Besides space, another highlight of the new MQB-A0-IN platform is its fine balance between ride and handling. Ride quality is supple albeit a tad noisy. It glides over concrete surfaces and you can simply drive fast over broken roads without putting your occupants in discomfort. Like other Skoda cars, the Kushaq is dynamically competent. It is stable at triple-digit speeds and you can switch lanes without unsettling the SUV. It possesses car-like dynamics in corners with minimal body roll. The Goodyear Triplemax 2 tyres are specifically developed for India and impressed us with their grip especially in the wet. Overall, the Skoda Kushaq is a pakka driver's SUV without compromising much on ride quality. 



The general consensus with localisation is the drop in quality but that is not the case with Skoda.

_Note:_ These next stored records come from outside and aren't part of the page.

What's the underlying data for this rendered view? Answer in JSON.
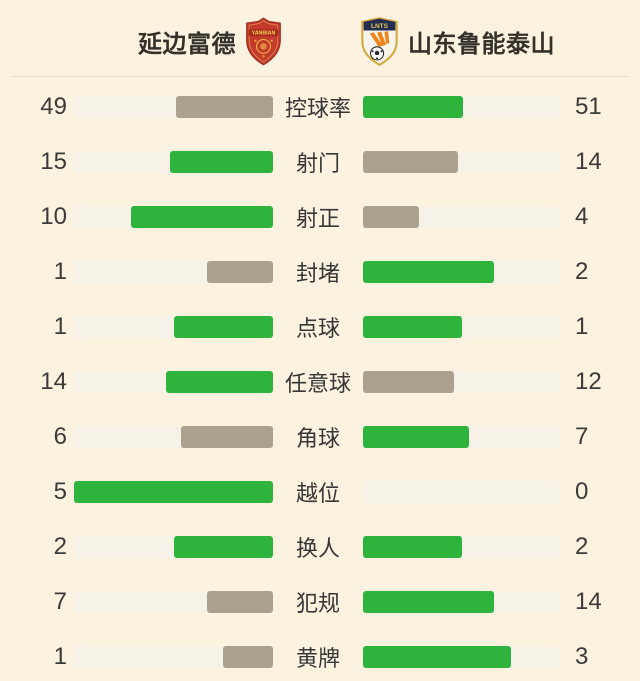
{
  "header": {
    "home": {
      "name": "延边富德",
      "crest_text": "YANBIAN"
    },
    "away": {
      "name": "山东鲁能泰山",
      "crest_text": "LNTS"
    }
  },
  "colors": {
    "background": "#fbf2e0",
    "bar_track": "#f7f2e8",
    "leader_bar_green": "#2eb43d",
    "trailing_bar_gray": "#aaa28e",
    "divider": "#e9e0cc",
    "text": "#3b3b3b",
    "home_crest_red": "#c43b2b",
    "away_crest_gold": "#d6a83a"
  },
  "chart_data": {
    "type": "bar",
    "orientation": "horizontal",
    "layout": "paired-bars-with-center-labels, bars anchored at center, fill = value/(left+right)",
    "legend_position": "top (team headers)",
    "grid": false,
    "categories": [
      "控球率",
      "射门",
      "射正",
      "封堵",
      "点球",
      "任意球",
      "角球",
      "越位",
      "换人",
      "犯规",
      "黄牌"
    ],
    "series": [
      {
        "name": "延边富德",
        "side": "left",
        "values": [
          49,
          15,
          10,
          1,
          1,
          14,
          6,
          5,
          2,
          7,
          1
        ]
      },
      {
        "name": "山东鲁能泰山",
        "side": "right",
        "values": [
          51,
          14,
          4,
          2,
          1,
          12,
          7,
          0,
          2,
          14,
          3
        ]
      }
    ],
    "color_rule": "higher value bar is green, lower value bar is gray, tied bars both green"
  }
}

While in a few places, the build quality is not as impressive as we have come to expect of Skoda cars, the fit and finish levels is better than the competition. The Kushaq ticks the right boxes when it comes to space, features, performance and dynamics. The lack of diesel engine options though will limit its range of buyers somewhat. Given its premiumness, we expect the Skoda Kushaq to be priced between Rs 9.5 lakh to Rs 16 lakh. The 'young emperor' is definitely worth a look!